Today, more than ever before, the public is aware of the intense courage it takes to be a nurse. Every hour, nurses walk into situations where their work requires a level of personal contact that means putting themselves at risk for the safety and well-being of their patients. They are at the front line of a battle with a vicious virus and are directly involved in trying to relieve the pain, fear and loss that is unfolding.
I feel a deep sense of accountability. Our students are touching peoples’ lives in ways that matter. The nursing education programs we offer must be student centered, effective and, most of all, compassionate. Each day, our deans and faculty work to provide students with the instruction that will help them achieve their goals. The deans and faculty connect with every student and know that by supporting their goals and teaching them what they need to know – they will change and save lives.

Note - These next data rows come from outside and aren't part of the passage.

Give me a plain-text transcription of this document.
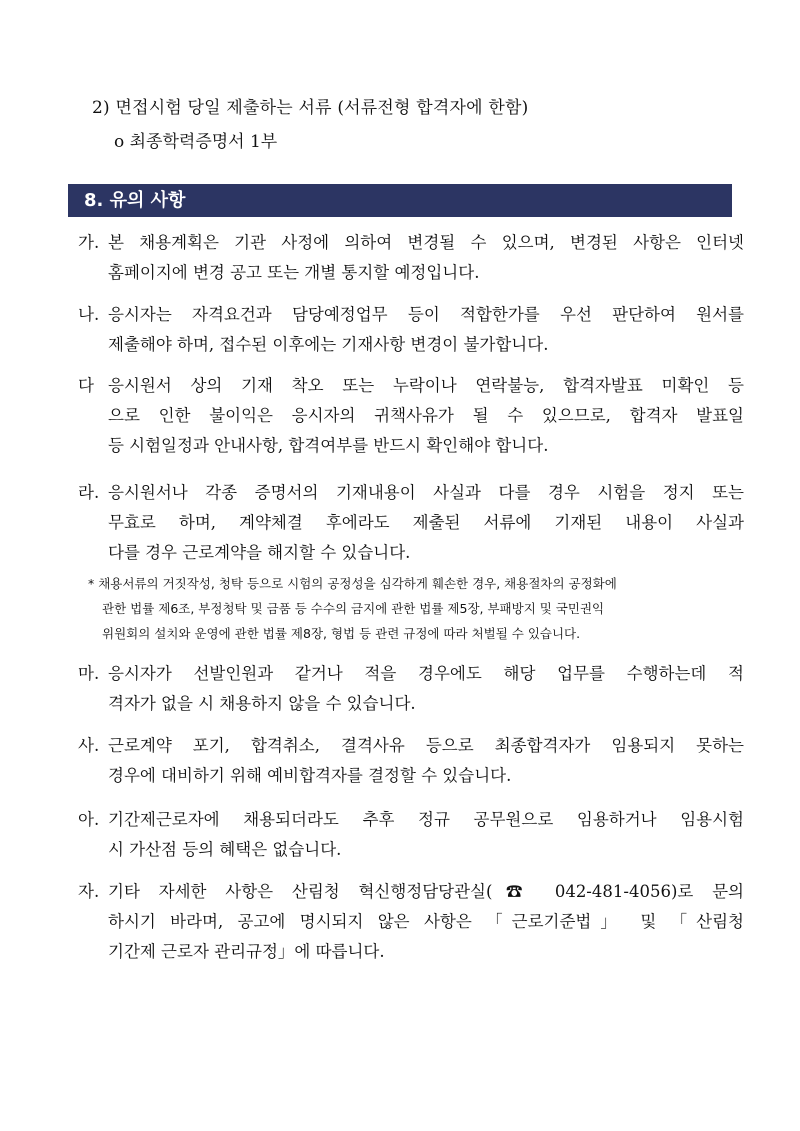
2) 면접시험 당일 제출하는 서류 (서류전형 합격자에 한함)
o 최종학력증명서 1부
8. 유의 사항
가. 본 채용계획은 기관 사정에 의하여 변경될 수 있으며, 변경된 사항은 인터넷
홈페이지에 변경 공고 또는 개별 통지할 예정입니다.
나. 응시자는 자격요건과 담당예정업무 등이 적합한가를 우선 판단하여 원서를
제출해야 하며, 접수된 이후에는 기재사항 변경이 불가합니다.
다 응시원서 상의 기재 착오 또는 누락이나 연락불능, 합격자발표 미확인 등
으로 인한 불이익은 응시자의 귀책사유가 될 수 있으므로, 합격자 발표일
등 시험일정과 안내사항, 합격여부를 반드시 확인해야 합니다.
라. 응시원서나 각종 증명서의 기재내용이 사실과 다를 경우 시험을 정지 또는
무효로 하며, 계약체결 후에라도 제출된 서류에 기재된 내용이 사실과
다를 경우 근로계약을 해지할 수 있습니다.
* 채용서류의 거짓작성, 청탁 등으로 시험의 공정성을 심각하게 훼손한 경우, 채용절차의 공정화에
관한 법률 제6조, 부정청탁 및 금품 등 수수의 금지에 관한 법률 제5장, 부패방지 및 국민권익
위원회의 설치와 운영에 관한 법률 제8장, 형법 등 관련 규정에 따라 처벌될 수 있습니다.
마. 응시자가 선발인원과 같거나 적을 경우에도 해당 업무를 수행하는데 적
격자가 없을 시 채용하지 않을 수 있습니다.
사. 근로계약 포기, 합격취소, 결격사유 등으로 최종합격자가 임용되지 못하는
경우에 대비하기 위해 예비합격자를 결정할 수 있습니다.
아. 기간제근로자에 채용되더라도 추후 정규 공무원으로 임용하거나 임용시험
시 가산점 등의 혜택은 없습니다.
자. 기타 자세한 사항은 산림청 혁신행정담당관실(☎ 042-481-4056)로 문의
하시기 바라며, 공고에 명시되지 않은 사항은 「근로기준법」 및 「산림청
기간제 근로자 관리규정」에 따릅니다.
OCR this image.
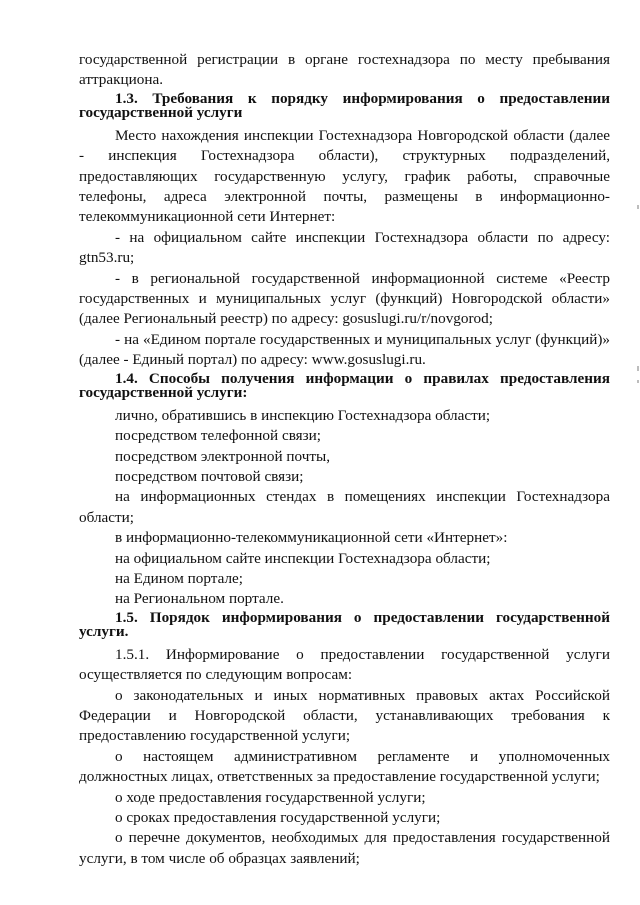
государственной регистрации в органе гостехнадзора по месту пребывания аттракциона.

1.3. Требования к порядку информирования о предоставлении государственной услуги

Место нахождения инспекции Гостехнадзора Новгородской области (далее - инспекция Гостехнадзора области), структурных подразделений, предоставляющих государственную услугу, график работы, справочные телефоны, адреса электронной почты, размещены в информационно-телекоммуникационной сети Интернет:

- на официальном сайте инспекции Гостехнадзора области по адресу: gtn53.ru;

- в региональной государственной информационной системе «Реестр государственных и муниципальных услуг (функций) Новгородской области» (далее Региональный реестр) по адресу: gosuslugi.ru/r/novgorod;

- на «Едином портале государственных и муниципальных услуг (функций)» (далее - Единый портал) по адресу: www.gosuslugi.ru.

1.4. Способы получения информации о правилах предоставления государственной услуги:

лично, обратившись в инспекцию Гостехнадзора области;

посредством телефонной связи;

посредством электронной почты,

посредством почтовой связи;

на информационных стендах в помещениях инспекции Гостехнадзора области;

в информационно-телекоммуникационной сети «Интернет»:

на официальном сайте инспекции Гостехнадзора области;

на Едином портале;

на Региональном портале.

1.5. Порядок информирования о предоставлении государственной услуги.

1.5.1. Информирование о предоставлении государственной услуги осуществляется по следующим вопросам:

о законодательных и иных нормативных правовых актах Российской Федерации и Новгородской области, устанавливающих требования к предоставлению государственной услуги;

о настоящем административном регламенте и уполномоченных должностных лицах, ответственных за предоставление государственной услуги;

о ходе предоставления государственной услуги;

о сроках предоставления государственной услуги;

о перечне документов, необходимых для предоставления государственной услуги, в том числе об образцах заявлений;
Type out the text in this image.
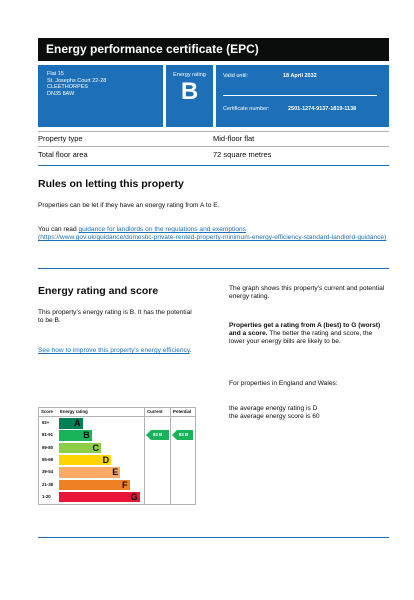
Energy performance certificate (EPC)
Flat 15
St. Josephs Court 22-28
CLEETHORPES
DN35 8AW
Energy rating
B
Valid until:	18 April 2032
Certificate number:	2501-1274-9137-1819-1138
Property type	Mid-floor flat
Total floor area	72 square metres
Rules on letting this property
Properties can be let if they have an energy rating from A to E.
You can read guidance for landlords on the regulations and exemptions
(https://www.gov.uk/guidance/domestic-private-rented-property-minimum-energy-efficiency-standard-landlord-guidance)
Energy rating and score
This property's energy rating is B. It has the potential to be B.
See how to improve this property's energy efficiency.
The graph shows this property's current and potential energy rating.
Properties get a rating from A (best) to G (worst) and a score. The better the rating and score, the lower your energy bills are likely to be.
For properties in England and Wales:
the average energy rating is D
the average energy score is 60
Score Energy rating	Current Potential
92+	A
81-91	B
69-80	C
55-68	D
39-54	E
21-38	F
1-20	G
83 B	83 B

Over the past two months, I have seen the value our students and graduates bring to their communities. They are true heroes. Many are working on the frontlines of COVID-19, then returning home to study and build their knowledge. They are taking on the unimaginable. Their courage, passion and commitment are what motivates the faculty and staff across our nursing programs to continue delivering an excellent education, whether it be from home or the classroom.
As Nurses Week begins, we want to honor the students and graduates for the work they are doing to keep us safe. Over the next few days, our blog posts will be dedicated to telling their stories and sharing their thoughts. It is our most humble way of recognizing their impact on the world.
To our students and graduates:
Never give up. Keep fighting. Know we are behind you through every long shift, every tough call and every joyous life saved.